Trabalhar era o seu dever. Trabalhar era sua motivação para a vida.
Vivia a reclamar do
trânsito. Queria chegar meia hora antes no trabalho. Trabalhar era seu negócio.
No trabalho era
sempre o primeiro a falar, o último a se calar e o primeiro que ninguém queria
muito se aproximar. Falava muito, depois parecia que nem se lembrava mais do assunto.
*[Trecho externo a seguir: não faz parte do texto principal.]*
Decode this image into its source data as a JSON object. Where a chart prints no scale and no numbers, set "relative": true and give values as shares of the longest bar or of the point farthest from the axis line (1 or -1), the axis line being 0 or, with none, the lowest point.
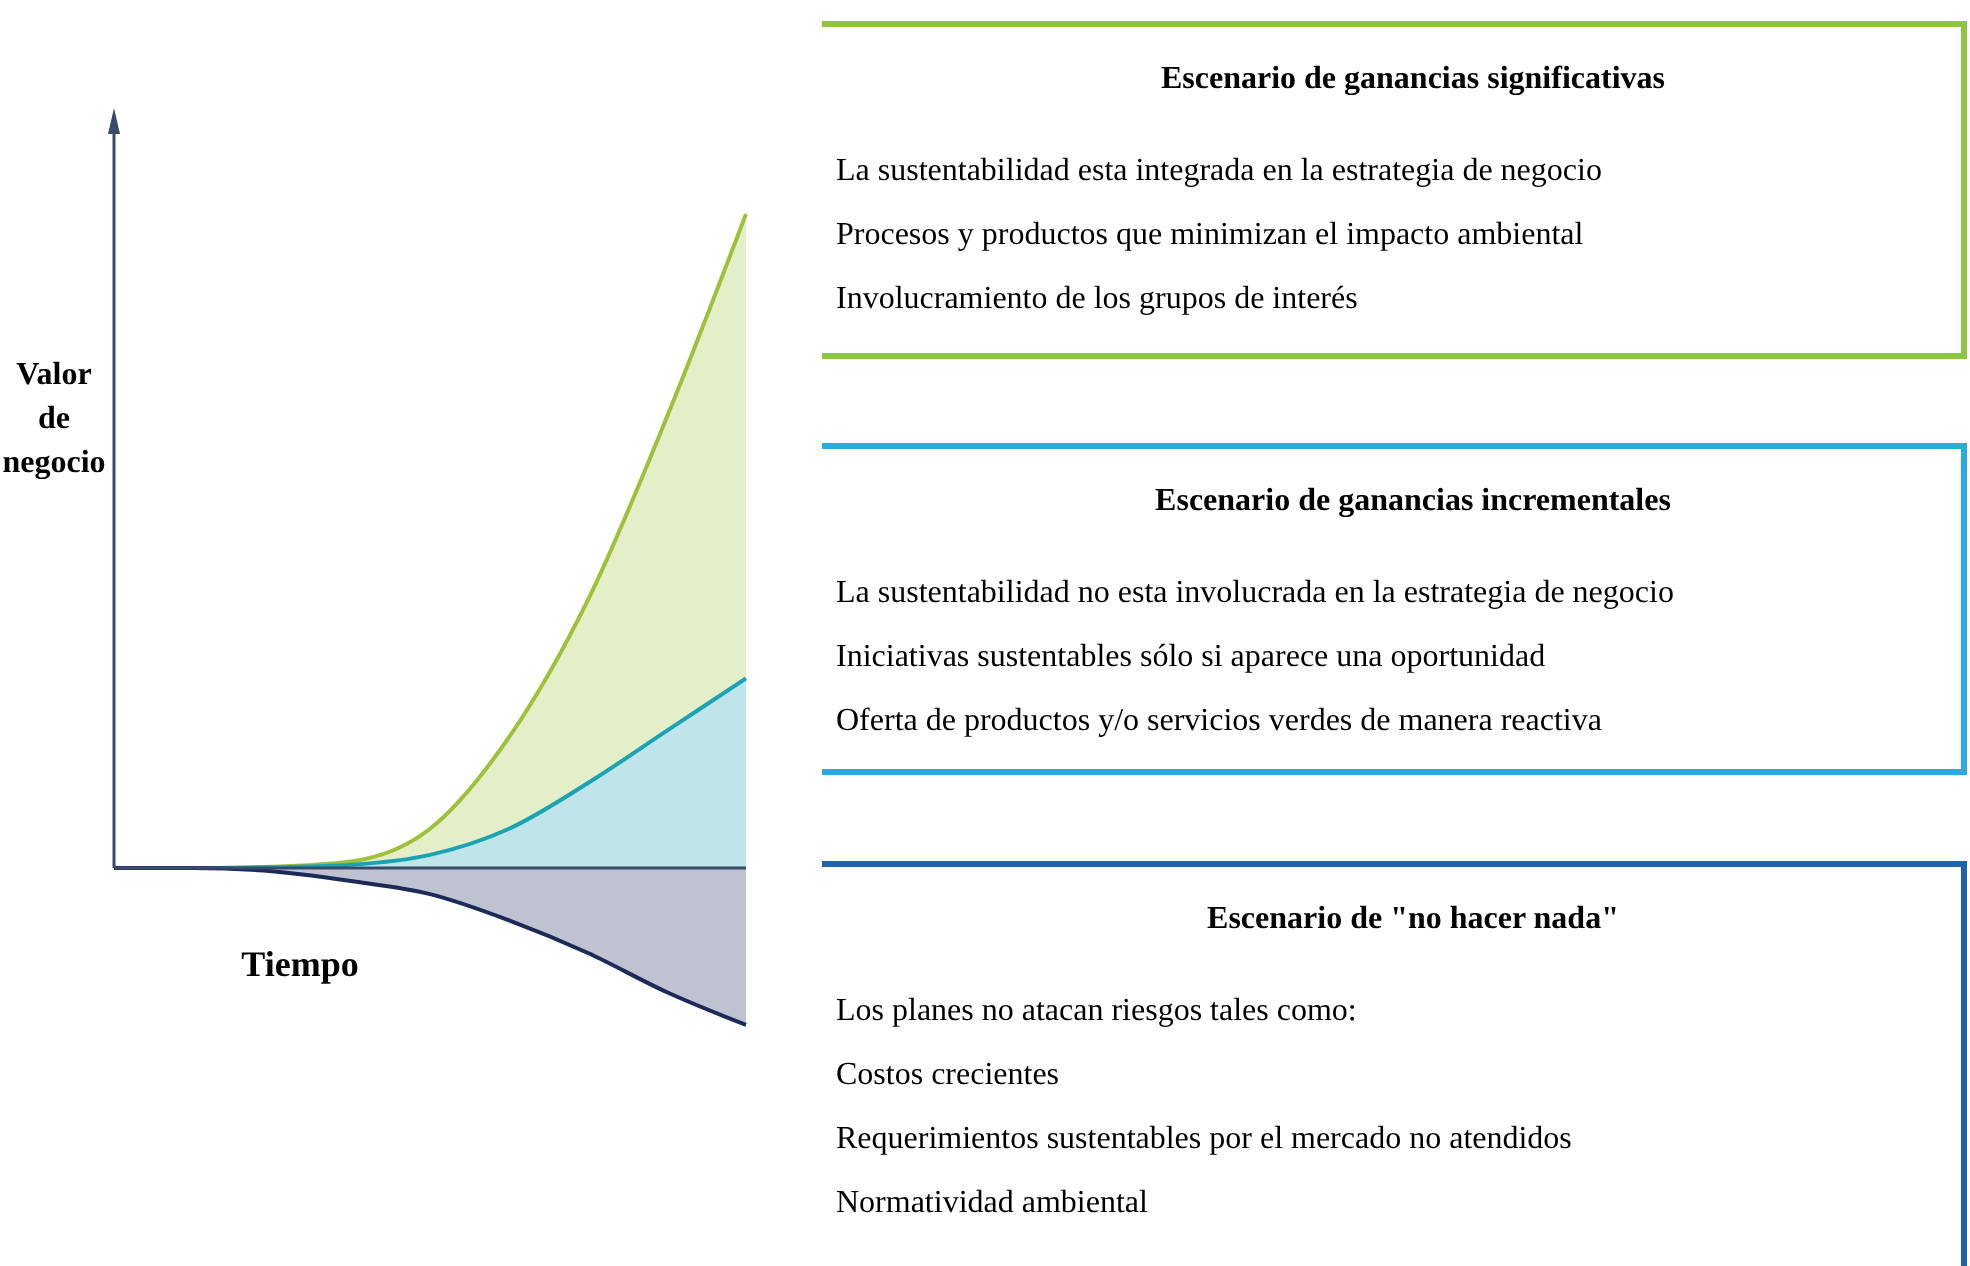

Falava, falava. Era negócio daqui, meta dali, exigências de lá. Ele falava, mas
pouco ouvia. Sua vida seguia no monólogo habitual. Sua discussão interior era
tão intensa que sozinho ele se sentia agrupado. Eram vozes, ruídos, pensamentos
que não se calavam.
Zé continuava
assim. Passava por cima de todos. O trabalho era seu negócio. A família se desfizera,
ele nem muito se importava. Seus filhos mal o viam, melhor assim, menos
dinheiro para pedirem. Seu cachorro fugiu de casa, ainda bem, aquele babão
sujava tudo. E as vozes dos negócios gritavam ainda mais forte em sua cabeça. E
o resto ficava sempre para um dia quem sabe.
Em um voo a
trabalho, Zé da Silva, apressado como sempre, com sua mente povoada de assuntos
diversos do trabalho feito, do trabalho a fazer, do trabalho... Zé cochila e
acorda em pleno voo, desesperado porque achou que perdia a hora de seu
compromisso. Mas o avião em que estava sofreu uma turbulência. Depois outra. E
mais outra. O Zé se desespera. Não pelas dificuldades do voo, mas porque
chegaria atrasado em seu compromisso.
Passado meia hora,
atormentado de pensamentos sobre o seu suposto atraso na reunião de negócios, esbravejando
contra as turbulências que ainda continuavam, Zé consegue, não sei como, abrir
a porta do avião e salta, querendo chegar mais cedo na reunião. Ele só se
esqueceu do paraquedas.
Na queda, se
enraivecia ainda, por esquecera sua maleta no banco do avião. Trabalhar era seu
negócio. Fiquei sabendo que seu voo se recuperou logo das turbulências e chegou
a seu destino sem problemas. A não ser para o Zé.
Nosso Zé espatifou-se no chão. Foi onde
conseguiu chegar. Não perdeu somente o compromisso de negócio, perdeu a vida,
aliás, se é que o nosso Zé tinha mesmo uma.